Hingham COVID-19 testing site will open soon; 47 new cases reported since Nov. 27

Photo by Prasesh Shiwakoti (Lomash) on Unsplash
Photo by Prasesh Shiwakoti (Lomash) on Unsplash
December 3, 2020 by Carol Britton Meyer

In the wake of a spike in the reported number of COVID-19 cases across the nation, in Plymouth County, and also in Hingham, the selectmen approved a license agreement for a temporary COVID-19 testing site at 308 Cushing St. -- the former Hingham Municipal Lighting Plant field personnel office -- with Hingham-based Mpathy, LLC,  tonight during a remote meeting.
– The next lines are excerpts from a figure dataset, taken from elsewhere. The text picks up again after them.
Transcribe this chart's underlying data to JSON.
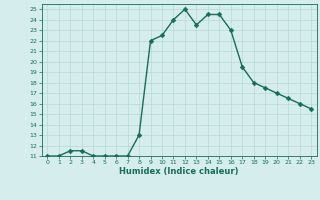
{
  "x": [
    0,
    1,
    2,
    3,
    4,
    5,
    6,
    7,
    8,
    9,
    10,
    11,
    12,
    13,
    14,
    15,
    16,
    17,
    18,
    19,
    20,
    21,
    22,
    23
  ],
  "y": [
    11,
    11,
    11.5,
    11.5,
    11,
    11,
    11,
    11,
    13,
    22,
    22.5,
    24,
    25,
    23.5,
    24.5,
    24.5,
    23,
    19.5,
    18,
    17.5,
    17,
    16.5,
    16,
    15.5
  ],
  "title": "",
  "xlabel": "Humidex (Indice chaleur)",
  "xlim": [
    -0.5,
    23.5
  ],
  "ylim": [
    11,
    25.5
  ],
  "yticks": [
    11,
    12,
    13,
    14,
    15,
    16,
    17,
    18,
    19,
    20,
    21,
    22,
    23,
    24,
    25
  ],
  "xticks": [
    0,
    1,
    2,
    3,
    4,
    5,
    6,
    7,
    8,
    9,
    10,
    11,
    12,
    13,
    14,
    15,
    16,
    17,
    18,
    19,
    20,
    21,
    22,
    23
  ],
  "line_color": "#1a6b5a",
  "bg_color": "#d5eeed",
  "grid_color": "#b8d8d4",
  "marker_size": 2.5,
  "line_width": 1.0
}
Hingham remains in the "yellow" zone for the third consecutive week, with 47 new cases reported by the Massachusetts Department of Public Health today, and 82 in the last 14 days -- for a total of 551 cases since Jan. 1.

The testing site -- which is spacious for social distancing purposes and well-ventilated, with a large parking area -- could open as early as late next week, offering PCR testing  (usually done through a nose or throat swab). The hours will be Monday through Saturday, from 7 a.m. to 4 p.m.

The plan has been in the works for a week. "There has been an incredible investment of time [among Hingham Executive Health Officer Susan Sarni, town and public safety officials, and Mpathy owner and Hingham resident Jackson Stone] to make this happen," Selectmen Chair Mary Power said. "It's something Hingham can be proud about doing during this challenging time. Let's collectively hope that the need for this facility goes away sooner rather than later, but it's good to know that we have an additional testing resource for the community."

Police details will help prevent traffic backing up onto Cushing Street and will assist with foot traffic.

The town has the option to -- with seven days' notice -- cancel the contract before the March 1, 2021 expiration date, request a reduction in the number of days it will operate if the need for testing goes down -- or to ask that the center remain open seven days a week if necessary to accommodate the demand for testing. Face masks are required. There's a testing capability of roughly 150 a day maximum, with an expected average of 20 to 25 per hour.

Stone provided an overview of the proposal prior to the Selectmen voting unanimously to approve it later in the meeting. "We partner with organizations and municipalities to help create testing sites that don't put an untenable economic burden on a town," he said.

The Town of Hingham will make an initial deposit of $20,000 "to ensure Mpathy has the means to ramp up, hire employees, and to get things rolling," Town Administrator Tom Mayo explained.  That amount will be offset based on the number of asymptomatic (not displaying symptoms) people tested each week.

"The town will be backstopping some of Mpathy's risk," Mayo said. This will come in the form of a $4,000 per day fee if there are fewer than 25 asymptomatic tests administered on any given day; $1,800 for between 25-75; and over 75, no cost to the town because of the amount of revenue that would be generated at that point from asymptomatic individuals getting tested. Stone said once the testing site is up and running, it's likely the over-75 threshhold will be met.

The initial upfront and any daily costs to the town through the end of the year are eligible for CARES Act reimbursement, with additional funding a possibility in the future (not definite), according to Mayo.

If a test result is positive, a member of the MPathy staff will notify the person who was tested, the Hingham Health Department, and the state. That individual will be expected to quarantine, and contact tracing -- which involves notifying those who have come into contact with individuals who have tested positive -- will be implemented. Sarni said a temporary Health Department worker will assist with the contact tracing beginning next Monday.

Test results typically come back the next or the following day.  For those who are asymptomatic but want to be tested, the cost is $140.  For symptomatic individuals who are tested, MPathy bills their insurance company.

CareWell Urgent Care in Norwell often has long lines of people waiting to get tested, and Power said she has seen social media posts from Hingham residents about this issue. "The Hingham testing site will help stem the tide," she said.

Selectman Joseph Fisher said that after observing the long lines there, he "was convinced that Hingham residents deserve something better. I'm encouraged by this opportunity."

Hingham resident Dr. Mark Rockoff commended those involved in bringing the testing center to reality so quickly. "It's a terrific idea coming at a time when there's a COVID-19 surge," he said.

Appointments may be made at mpathy.org. While walk-ins are welcome, those with scheduled tests will be given priority, along with Hingham residents and town employees.